When summarizing the above mentioned findings, there is little doubt that plastic changes occur in the CNS, and that these changes may be modulated by practice. From a clinical point of view, it is obvious that patients undergoing neurorehabilitation improve with practice. Thus, these observations may bridge the gap between basic science and clinical experience. The results from basic studies may provide the scientific rationale to investigate recovery-oriented strategies in clinical trials and to implement them into rehabilitation measures. Several promising new rehabilitation techniques are examples of this approach: impairment-oriented training, CIMT, electromyogram-triggered neuromuscular stimulation, and robotic interactive therapies (2). It should be kept in mind that most of this evidence came from studies in patients with stroke or spinal cord injuries. However, more and more studies support the usefulness of these measures also in MS patients that reflect the clinical experience that we have made in our rehabilitation center during the last years (5). High-quality, carefully designed studies of the effectiveness of neurorehabilitation are necessary that should include both, clinical outcomes and neuroplastic measures. These studies may further move MS rehabilitation from empirical strategies toward evidence-based interventions and help to elucidate the basic mechanisms that are responsible for the clinical effects.

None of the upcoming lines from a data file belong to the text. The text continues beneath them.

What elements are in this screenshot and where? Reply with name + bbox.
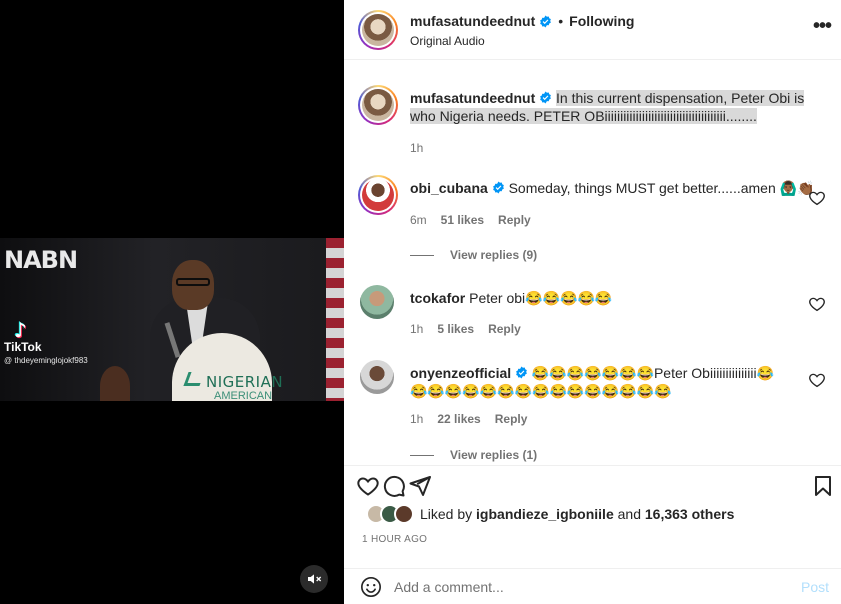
replies-divider	[410, 454, 434, 456]
mute-button[interactable]	[300, 565, 328, 593]
caption-body: mufasatundeednut In this current dispens…	[410, 89, 830, 125]
likes-and: and	[617, 506, 641, 522]
author-username[interactable]: mufasatundeednut	[410, 13, 535, 29]
comment-avatar[interactable]	[358, 175, 398, 215]
top-liker-username[interactable]: igbandieze_igboniile	[476, 506, 614, 522]
author-avatar[interactable]	[358, 10, 398, 50]
header-separator: •	[558, 13, 564, 29]
post-timestamp[interactable]: 1 HOUR AGO	[362, 534, 427, 545]
view-replies-button[interactable]: View replies (1)	[410, 448, 537, 462]
us-flag	[326, 238, 344, 401]
comment-time: 6m	[410, 213, 427, 227]
liked-by-prefix: Liked by	[420, 506, 473, 522]
comment-username[interactable]: tcokafor	[410, 290, 465, 306]
author-line: mufasatundeednut • Following	[410, 13, 634, 29]
comment-likes[interactable]: 22 likes	[437, 412, 480, 426]
like-heart-icon[interactable]	[356, 474, 380, 498]
comment-time: 1h	[410, 412, 424, 426]
following-button[interactable]: Following	[569, 13, 634, 29]
comment-meta: 6m 51 likes Reply	[410, 213, 531, 227]
emoji-icon[interactable]	[360, 576, 382, 598]
verified-badge-icon	[540, 15, 552, 27]
comment-meta: 1h 22 likes Reply	[410, 412, 527, 426]
comment-bubble-icon[interactable]	[382, 474, 406, 498]
view-replies-button[interactable]: View replies (9)	[410, 248, 537, 262]
video-frame[interactable]: NABN NIGERIAN AMERICAN ♪ TikTok @ thdeye…	[0, 238, 344, 401]
comment-likes[interactable]: 51 likes	[441, 213, 484, 227]
liker-avatar	[394, 504, 414, 524]
comment-avatar[interactable]	[360, 360, 394, 394]
comment-body: obi_cubana Someday, things MUST get bett…	[410, 179, 830, 197]
comment-meta: 1h 5 likes Reply	[410, 322, 521, 336]
like-comment-heart-icon[interactable]	[808, 371, 826, 389]
comment-text: Someday, things MUST get better......ame…	[508, 180, 815, 196]
post-comment-button[interactable]: Post	[801, 579, 829, 595]
likes-summary: Liked by igbandieze_igboniile and 16,363…	[366, 503, 734, 525]
like-comment-heart-icon[interactable]	[808, 295, 826, 313]
event-logo: NABN	[0, 238, 90, 286]
tiktok-handle: @ thdeyeminglojokf983	[4, 356, 88, 365]
action-bar	[344, 465, 841, 505]
liker-avatars[interactable]	[366, 504, 416, 524]
tiktok-icon: ♪	[14, 318, 27, 342]
replies-divider	[410, 254, 434, 256]
comment-text: Peter obi😂😂😂😂😂	[469, 290, 613, 306]
comment-composer: Post	[344, 568, 841, 604]
podium-text-2: AMERICAN	[214, 390, 273, 401]
audience-person	[100, 366, 130, 401]
verified-badge-icon	[516, 366, 527, 379]
comment-username[interactable]: obi_cubana	[410, 180, 488, 196]
comment-username[interactable]: onyenzeofficial	[410, 365, 511, 381]
view-replies-label: View replies (1)	[450, 448, 538, 462]
tiktok-watermark: ♪ TikTok @ thdeyeminglojokf983	[4, 318, 88, 365]
caption-meta: 1h	[410, 141, 423, 155]
original-audio-link[interactable]: Original Audio	[410, 34, 485, 48]
comment-input[interactable]	[394, 578, 774, 595]
share-send-icon[interactable]	[408, 474, 432, 498]
reply-button[interactable]: Reply	[488, 322, 521, 336]
comment-body: tcokafor Peter obi😂😂😂😂😂	[410, 289, 830, 307]
video-pane[interactable]: NABN NIGERIAN AMERICAN ♪ TikTok @ thdeye…	[0, 0, 344, 604]
caption-username[interactable]: mufasatundeednut	[410, 90, 535, 106]
view-replies-label: View replies (9)	[450, 248, 538, 262]
post-panel: mufasatundeednut • Following Original Au…	[344, 0, 841, 604]
comments-list[interactable]: mufasatundeednut In this current dispens…	[344, 60, 841, 464]
verified-badge-icon	[492, 181, 504, 194]
speaker-glasses	[176, 278, 210, 286]
verified-badge-icon	[540, 91, 551, 104]
comment-likes[interactable]: 5 likes	[437, 322, 474, 336]
comment-body: onyenzeofficial 😂😂😂😂😂😂😂Peter Obiiiiiiiii…	[410, 364, 788, 400]
comment-avatar[interactable]	[360, 285, 394, 319]
more-options-icon[interactable]: •••	[813, 16, 832, 36]
post-header: mufasatundeednut • Following Original Au…	[344, 0, 841, 60]
comment-time: 1h	[410, 322, 424, 336]
caption-avatar[interactable]	[358, 85, 398, 125]
likes-others-count[interactable]: 16,363 others	[645, 506, 735, 522]
reply-button[interactable]: Reply	[495, 412, 528, 426]
event-logo-text: NABN	[4, 246, 78, 274]
caption-time: 1h	[410, 141, 424, 155]
reply-button[interactable]: Reply	[498, 213, 531, 227]
tiktok-brand: TikTok	[4, 340, 42, 354]
speaker-muted-icon	[308, 574, 322, 584]
podium-text: NIGERIAN	[206, 373, 284, 391]
save-bookmark-icon[interactable]	[811, 474, 835, 498]
like-comment-heart-icon[interactable]	[808, 189, 826, 207]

Eventually, further research may provide the base to develop effective therapies that support the neuroplastic changes responsible for functioning, activity, and participation of persons with MS in order to reach and maintain their optimal physical, sensory, intellectual, psychological, and social functioning levels and promote the best possible quality of life.
Conflict of Interest Statement
The author declares that the research was conducted in the absence of any commercial or financial relationships that could be construed as a potential conflict of interest.